The Microsoft CDS provides the operational foundation of information for Leonard Cheshire, replacing the fragmented array database files that it was using before. QUANTIQ’s solution also escalates this further with the deployment of Microsoft Customer Insights application which can ingest data in any format from disparate sources and feeds it into a giant data lake in Microsoft's Azure cloud. This is able to pull data from more than just Dynamics, tapping sources including Leonard Cheshire’s social media and online platform engagements.

That unified information offers the charity a full 360-degree view of the customer for the first time, so that it can understand all interactions and the outcomes produced. This also lets Leonard Cheshire ask specific questions for reporting, such as how many activities a customer engaged in overtime and what the commercial value of volunteer hours was for different types of activity and volunteers for example.

This mastery over its data allows the charity to mine its data for new insights. It can interrogate data to help raise donations or volunteer time, for example, by learning about what drives donors and volunteers based on their past activities. It can learn how to better deploy the resources it has by analysing performance.

It also helps the company automate what it already does using tools like Power Automate, which is part of the Microsoft Power Platform. This automates workflows and communications, notifying people of events in other systems and freeing up workers' time for other things.

The cloud is a key asset in this transformation. The power of Microsoft's cloud-based systems brings new efficiencies to IT that enable charities to manipulate these complex data sets in ways that they couldn't before.

These projects are just rolling out across Leonard Cheshire at the time of writing as QUANTIQ builds on our existing work overhauling the company's care management and finance systems. Our work with this charity sets the scene for a broader initiative that we hope will bring tech for social good to more organisations in the disability sector.

Many of the 20,000 charities that work with people living with disabilities are far smaller and have fewer resources. QUANTIQ began this initiative with Leonard Cheshire to maximise its impact, but we envisage a trickle-down effect as we repurpose our intellectual property using Microsoft's cloud-based tools and services to help these smaller organisations realise their own goals.
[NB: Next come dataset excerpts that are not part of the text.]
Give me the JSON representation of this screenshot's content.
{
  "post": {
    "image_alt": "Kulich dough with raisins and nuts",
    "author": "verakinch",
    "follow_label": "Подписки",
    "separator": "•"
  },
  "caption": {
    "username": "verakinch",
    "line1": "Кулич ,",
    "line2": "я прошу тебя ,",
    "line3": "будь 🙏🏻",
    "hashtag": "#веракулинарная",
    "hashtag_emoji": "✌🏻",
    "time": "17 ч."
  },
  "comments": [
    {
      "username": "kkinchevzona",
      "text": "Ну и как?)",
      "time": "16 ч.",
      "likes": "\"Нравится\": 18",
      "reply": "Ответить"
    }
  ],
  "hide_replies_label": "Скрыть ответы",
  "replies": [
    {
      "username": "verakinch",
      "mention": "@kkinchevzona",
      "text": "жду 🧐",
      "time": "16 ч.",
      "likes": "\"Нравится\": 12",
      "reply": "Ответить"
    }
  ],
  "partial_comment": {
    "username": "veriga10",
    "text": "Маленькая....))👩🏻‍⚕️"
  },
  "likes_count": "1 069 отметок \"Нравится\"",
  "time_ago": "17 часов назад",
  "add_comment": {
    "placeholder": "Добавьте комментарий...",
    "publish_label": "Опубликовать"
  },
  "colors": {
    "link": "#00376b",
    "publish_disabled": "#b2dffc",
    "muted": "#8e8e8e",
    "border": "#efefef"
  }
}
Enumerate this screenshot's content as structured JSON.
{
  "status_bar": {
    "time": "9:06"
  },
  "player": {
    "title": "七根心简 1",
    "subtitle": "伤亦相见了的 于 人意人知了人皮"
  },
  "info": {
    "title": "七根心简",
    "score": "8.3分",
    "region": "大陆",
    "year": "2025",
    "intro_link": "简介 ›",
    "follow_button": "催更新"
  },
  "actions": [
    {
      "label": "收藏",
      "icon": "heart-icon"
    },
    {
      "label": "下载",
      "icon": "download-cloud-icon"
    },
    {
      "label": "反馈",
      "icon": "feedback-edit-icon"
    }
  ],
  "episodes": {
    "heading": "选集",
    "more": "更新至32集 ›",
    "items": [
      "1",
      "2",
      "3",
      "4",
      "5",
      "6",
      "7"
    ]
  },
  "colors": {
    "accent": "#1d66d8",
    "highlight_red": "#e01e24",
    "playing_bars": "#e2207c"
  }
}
Just as charities are about more than just pounds and pence, technology is about more than just bits and bytes. Its real value lies in the difference that it can make to individual lives. Many of the people living with disabilities that Leonard Cheshire serves will never see the complex technical processes that slice and analyse their data and enable the fantastic people that deliver care and support to spend more of their time doing just that, rather than managing administration tasks. They won't be privvy to the data-driven decision-making processes that assign them to a case worker or recommend a particular training activity. But when they arrive for their first day at work, proud and filled with confidence, dozens of digital moving parts will have played a part in making it happen. That's the true value of tech for social impact.